Browser hijack, restrictions applied, possibly because a website I visited

[dairyman]

Hi,

Using Windows XP SP2.
Here is my problem: My IE homepage has being hijacked!

I just ran a full scan with Spybot - Search & Destroy, and it found:

CoolWWWSearch

AND

AntiSpyWare2007

So here is the HJT log.

The following programs have already being removed:

Vidalia Bundle (With Tor, Torbutton and Privoxy)
TC-Spy (Reported false-positives)

Also, that Proxy Server is something I tried to get working while I was still using IE. Search for it and the first result should be from "users.pandora.be".

Thanx. 

[saving space - attachment deleted by admin]

[dairyman]

In case you're wondering, I use IE so I can view SWI Forums (where I'm trying to learn how to read HJT logs). Also used so I can log into the McAfee SiteAdvisor website.

[evilfantasy]

You need to stay away from warez/keygens!!!

Firefox works just fine on the SWI forums and site advisor web site.

You need to do the other scans from this post and supply the logs.

[dairyman]

Hi evilfantasy,

I will stay away from warez/keygens.

ESET Online Scanner says it is not compatible with Firefox.
I will download SUPERAntiSpyware and post the log.

[evilfantasy]

ESET Online Scanner says it is not compatible with Firefox.

Then use this one and post the log from it.

Trend Micro Housecall Scan for Firefox

1. Click Scan Now. It's Free
2. Read and put a Check next to Yes, I accept the Terms of Use
3. Then click Launch HouseCall Wait for the Java-Based Housecall Kernel Test
4. Click Starting Housecall and wait for the updates to finish.
5. Under Scan complete computer for malware, grayware, and vulnerabilities click the Next>> button.

* It will download the latest scan engine and pattern files. When the definitions have been downloaded, the scan will start.
* Please wait while HouseCall scans your system…
* Once the scan is complete, it will take you to the summary page.

6. Under Cleanup options choose Clean all detected infections automatically
7. Click the Clean now>> button.
8. When presented with a notification According to your instructions, all detected infections were cleaned..., click OK

* The Housecall log is saved to C:\Documents and Settings\UserName\.housecall6.6\log

Add the log as an attachment in the post along with the SUPERAntiSpyware log and the new HijackThis log.

[dairyman]

These are the sort of scans that really use up my ISP's data allowance.

I noticed that the modem lights where blinking wildly.

I hope you don't get mad because I asked this, but since most sites are compatible with Opera, would it be OK if I just keep using Opera?

I don't use IE anymore. In fact, I've being planning to uninstall IE.

[evilfantasy]

If you are having problems with the online scans do to your ISP then you can hold off on it. In fact it is better that we know you have download limits and such so we can try to work around that.

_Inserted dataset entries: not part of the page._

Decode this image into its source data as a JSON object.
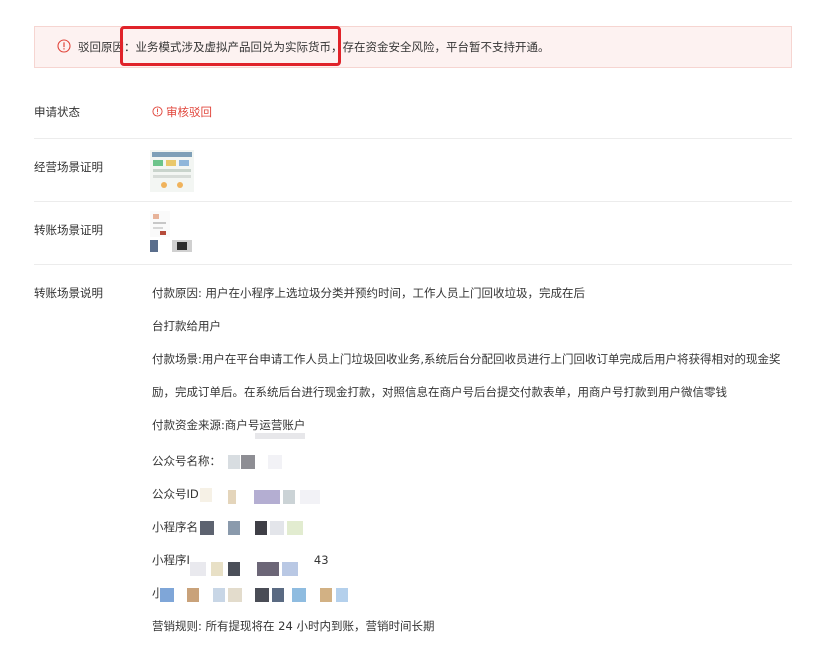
{
  "alert": {
    "icon": "alert-circle-icon",
    "prefix": "驳回原因",
    "highlighted": "：业务模式涉及虚拟产品回兑为实际货币",
    "rest": "，存在资金安全风险，平台暂不支持开通。",
    "highlight_color": "#e0232a"
  },
  "fields": {
    "status_label": "申请状态",
    "status_value": "审核驳回",
    "status_icon": "warning-circle-icon",
    "status_color": "#e1453b",
    "business_label": "经营场景证明",
    "transfer_proof_label": "转账场景证明",
    "transfer_desc_label": "转账场景说明"
  },
  "description": {
    "line1": "付款原因: 用户在小程序上选垃圾分类并预约时间，工作人员上门回收垃圾，完成在后",
    "line2": "台打款给用户",
    "line3": "付款场景:用户在平台申请工作人员上门垃圾回收业务,系统后台分配回收员进行上门回收订单完成后用户将获得相对的现金奖",
    "line4": "励，完成订单后。在系统后台进行现金打款，对照信息在商户号后台提交付款表单，用商户号打款到用户微信零钱",
    "line5": "付款资金来源:商户号运营账户",
    "line6": "公众号名称：",
    "line7": "公众号ID",
    "line8": "小程序名",
    "line9_prefix": "小程序I",
    "line9_suffix": "43",
    "line10": "小",
    "line11": "营销规则: 所有提现将在 24 小时内到账，营销时间长期"
  }
}
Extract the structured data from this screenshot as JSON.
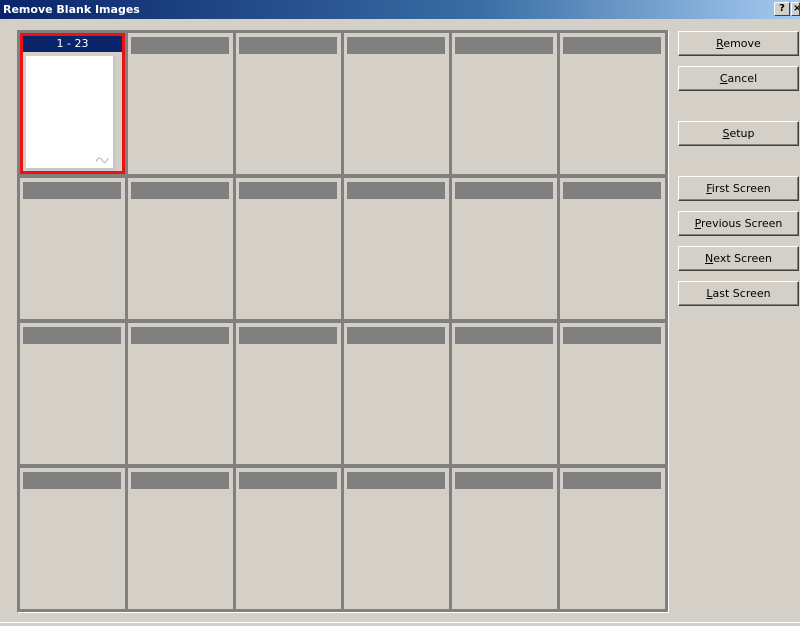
{
  "window": {
    "title": "Remove Blank Images",
    "help_label": "?",
    "close_label": "×"
  },
  "thumbnails": [
    {
      "label": "1 - 23",
      "selected": true,
      "has_image": true
    },
    {
      "label": "",
      "selected": false,
      "has_image": false
    },
    {
      "label": "",
      "selected": false,
      "has_image": false
    },
    {
      "label": "",
      "selected": false,
      "has_image": false
    },
    {
      "label": "",
      "selected": false,
      "has_image": false
    },
    {
      "label": "",
      "selected": false,
      "has_image": false
    },
    {
      "label": "",
      "selected": false,
      "has_image": false
    },
    {
      "label": "",
      "selected": false,
      "has_image": false
    },
    {
      "label": "",
      "selected": false,
      "has_image": false
    },
    {
      "label": "",
      "selected": false,
      "has_image": false
    },
    {
      "label": "",
      "selected": false,
      "has_image": false
    },
    {
      "label": "",
      "selected": false,
      "has_image": false
    },
    {
      "label": "",
      "selected": false,
      "has_image": false
    },
    {
      "label": "",
      "selected": false,
      "has_image": false
    },
    {
      "label": "",
      "selected": false,
      "has_image": false
    },
    {
      "label": "",
      "selected": false,
      "has_image": false
    },
    {
      "label": "",
      "selected": false,
      "has_image": false
    },
    {
      "label": "",
      "selected": false,
      "has_image": false
    },
    {
      "label": "",
      "selected": false,
      "has_image": false
    },
    {
      "label": "",
      "selected": false,
      "has_image": false
    },
    {
      "label": "",
      "selected": false,
      "has_image": false
    },
    {
      "label": "",
      "selected": false,
      "has_image": false
    },
    {
      "label": "",
      "selected": false,
      "has_image": false
    },
    {
      "label": "",
      "selected": false,
      "has_image": false
    }
  ],
  "buttons": {
    "remove": {
      "key": "R",
      "rest": "emove"
    },
    "cancel": {
      "key": "C",
      "rest": "ancel"
    },
    "setup": {
      "key": "S",
      "rest": "etup"
    },
    "first": {
      "key": "F",
      "rest": "irst Screen"
    },
    "previous": {
      "key": "P",
      "rest": "revious Screen"
    },
    "next": {
      "key": "N",
      "rest": "ext Screen"
    },
    "last": {
      "key": "L",
      "rest": "ast Screen"
    }
  },
  "colors": {
    "title_bar": "#0a246a",
    "selection_border": "#ee1111",
    "face": "#d4d0c8"
  }
}
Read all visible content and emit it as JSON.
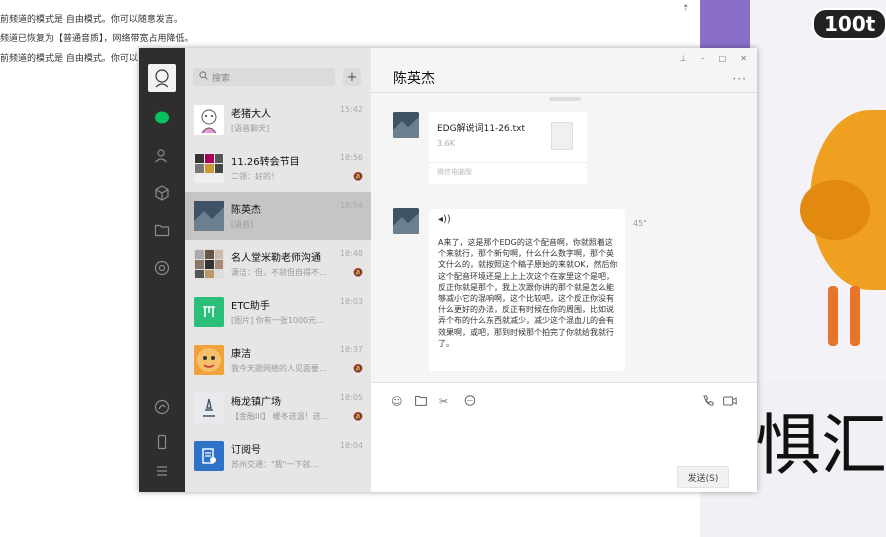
{
  "background": {
    "lines": [
      "前频道的模式是 自由模式。你可以随意发言。",
      "频道已恢复为【普通音质】，网络带宽占用降低。",
      "前频道的模式是 自由模式。你可以"
    ],
    "top_icon": "pin-icon",
    "video_badge": "100t",
    "video_caption": "惧汇总"
  },
  "wechat": {
    "window_controls": [
      "⊥",
      "–",
      "□",
      "✕"
    ],
    "rail_icons": [
      "chat-icon",
      "contacts-icon",
      "favorites-icon",
      "files-icon",
      "moments-icon",
      "mini-program-icon",
      "phone-icon",
      "menu-icon"
    ],
    "search_placeholder": "搜索",
    "add_label": "+",
    "conversations": [
      {
        "name": "老猪大人",
        "preview": "[语音聊天]",
        "time": "15:42",
        "muted": false
      },
      {
        "name": "11.26转会节目",
        "preview": "二领：好的！",
        "time": "18:56",
        "muted": true
      },
      {
        "name": "陈英杰",
        "preview": "[语音]",
        "time": "18:54",
        "muted": false,
        "selected": true
      },
      {
        "name": "名人堂米勒老师沟通",
        "preview": "潇洁：但，不就但自得不…",
        "time": "18:48",
        "muted": true
      },
      {
        "name": "ETC助手",
        "preview": "[图片] 你有一张1000元…",
        "time": "18:03",
        "muted": false
      },
      {
        "name": "康洁",
        "preview": "我今天跟网络的人见面要…",
        "time": "18:37",
        "muted": true
      },
      {
        "name": "梅龙镇广场",
        "preview": "【金融III】 暖冬送温！送…",
        "time": "18:05",
        "muted": true
      },
      {
        "name": "订阅号",
        "preview": "苏州交通：\"我\"一下就…",
        "time": "18:04",
        "muted": false
      }
    ],
    "chat": {
      "title": "陈英杰",
      "more": "···",
      "file": {
        "name": "EDG解说词11-26.txt",
        "size": "3.6K",
        "source": "微信电脑版"
      },
      "voice": {
        "text": "A来了，这是那个EDG的这个配音啊，你就照着这个来就行，那个新句啊，什么什么数字啊，那个英文什么的，就按照这个稿子原始的来就OK，然后你这个配音环境还是上上上次这个在家里这个是吧，反正你就是那个，我上次跟你讲的那个就是怎么能够减小它的混响啊，这个比较吧，这个反正你没有什么更好的办法，反正有时候在你的周围，比如说弄个布的什么东西就减少，减少这个混血儿的会有效果啊，或吧，那到时候那个拍完了你就给我就行了。",
        "duration": "45\""
      },
      "tools": [
        "emoji-icon",
        "folder-icon",
        "scissors-icon",
        "chat-bubble-icon"
      ],
      "call_tools": [
        "phone-icon",
        "video-icon"
      ],
      "send_label": "发送(S)"
    }
  }
}
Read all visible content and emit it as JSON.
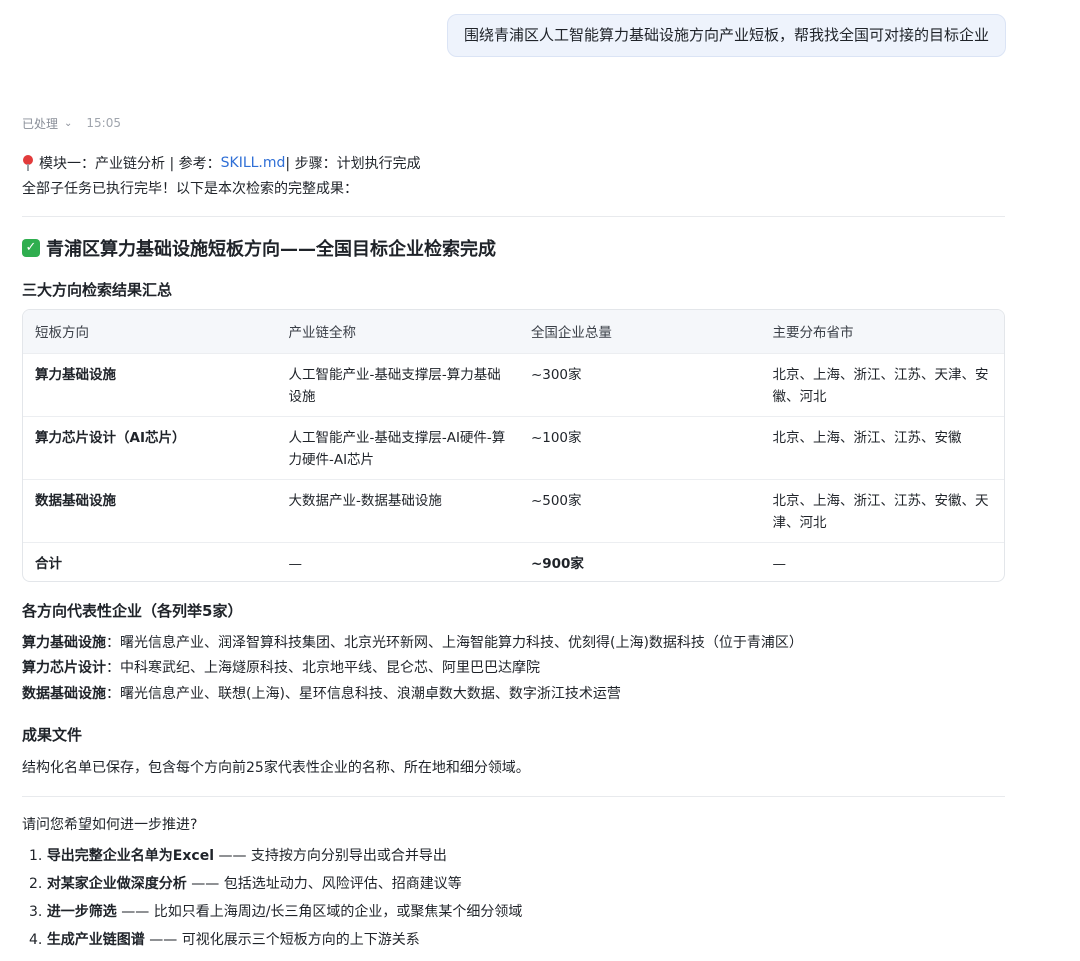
{
  "user_message": "围绕青浦区人工智能算力基础设施方向产业短板，帮我找全国可对接的目标企业",
  "status": {
    "label": "已处理",
    "time": "15:05"
  },
  "meta": {
    "prefix": "模块一：产业链分析 | 参考：",
    "link": "SKILL.md",
    "suffix": " | 步骤：计划执行完成"
  },
  "intro": "全部子任务已执行完毕！以下是本次检索的完整成果：",
  "heading": "青浦区算力基础设施短板方向——全国目标企业检索完成",
  "summary_title": "三大方向检索结果汇总",
  "table": {
    "headers": [
      "短板方向",
      "产业链全称",
      "全国企业总量",
      "主要分布省市"
    ],
    "rows": [
      [
        "算力基础设施",
        "人工智能产业-基础支撑层-算力基础设施",
        "~300家",
        "北京、上海、浙江、江苏、天津、安徽、河北"
      ],
      [
        "算力芯片设计（AI芯片）",
        "人工智能产业-基础支撑层-AI硬件-算力硬件-AI芯片",
        "~100家",
        "北京、上海、浙江、江苏、安徽"
      ],
      [
        "数据基础设施",
        "大数据产业-数据基础设施",
        "~500家",
        "北京、上海、浙江、江苏、安徽、天津、河北"
      ],
      [
        "合计",
        "—",
        "~900家",
        "—"
      ]
    ]
  },
  "rep_title": "各方向代表性企业（各列举5家）",
  "reps": [
    {
      "label": "算力基础设施",
      "text": "：曙光信息产业、润泽智算科技集团、北京光环新网、上海智能算力科技、优刻得(上海)数据科技（位于青浦区）"
    },
    {
      "label": "算力芯片设计",
      "text": "：中科寒武纪、上海燧原科技、北京地平线、昆仑芯、阿里巴巴达摩院"
    },
    {
      "label": "数据基础设施",
      "text": "：曙光信息产业、联想(上海)、星环信息科技、浪潮卓数大数据、数字浙江技术运营"
    }
  ],
  "files_title": "成果文件",
  "files_text": "结构化名单已保存，包含每个方向前25家代表性企业的名称、所在地和细分领域。",
  "question": "请问您希望如何进一步推进?",
  "options": [
    {
      "num": "1.",
      "bold": "导出完整企业名单为Excel",
      "rest": " —— 支持按方向分别导出或合并导出"
    },
    {
      "num": "2.",
      "bold": "对某家企业做深度分析",
      "rest": " —— 包括选址动力、风险评估、招商建议等"
    },
    {
      "num": "3.",
      "bold": "进一步筛选",
      "rest": " —— 比如只看上海周边/长三角区域的企业，或聚焦某个细分领域"
    },
    {
      "num": "4.",
      "bold": "生成产业链图谱",
      "rest": " —— 可视化展示三个短板方向的上下游关系"
    }
  ]
}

But the SUPERAntiSpyware scan should not have that problem. Have you gotten that log?

[dairyman]

Sorry, I forgot about that.

Next reply will have a SUPERAntispyware log if I can find it.

[evilfantasy]

*  To retrieve the removal information please do the following:
+  After reboot, double-click the SUPERAntiSpyware icon on your desktop.
+  Click Preferences. Click the Statistics/Logs tab.
+  Under Scanner Logs, double-click SUPERAntiSpyware Scan Log.
+  It will open in your default text editor (such as Notepad/Wordpad).
+  Save the notepad file to your desktop by clicking (in notepad) "File" "Save As"
* Save the log somewhere you can easily find it. (normally the desktop)
*  Click close and close again to exit the program.
*  Please add the log as an attachment along with a new HijackThis log in the next post.

[dairyman]

Here are the SUPERAntispyware and HijackThis log files.

[saving space - attachment deleted by admin]

[evilfantasy]

Open HijackThis and place a check mark next to

R0 - HKCU\Software\Microsoft\Internet Explorer\Main,Local Page =
R0 - HKLM\Software\Microsoft\Internet Explorer\Main,Local Page =
R1 - HKCU\Software\Microsoft\Internet Explorer\Main,Window Title = Serial99.com

Close all windows and click Fix checked.


Are you still having any problems?

[dairyman]

No problems.

Thanks!! 
Won't download any keygens/warez again.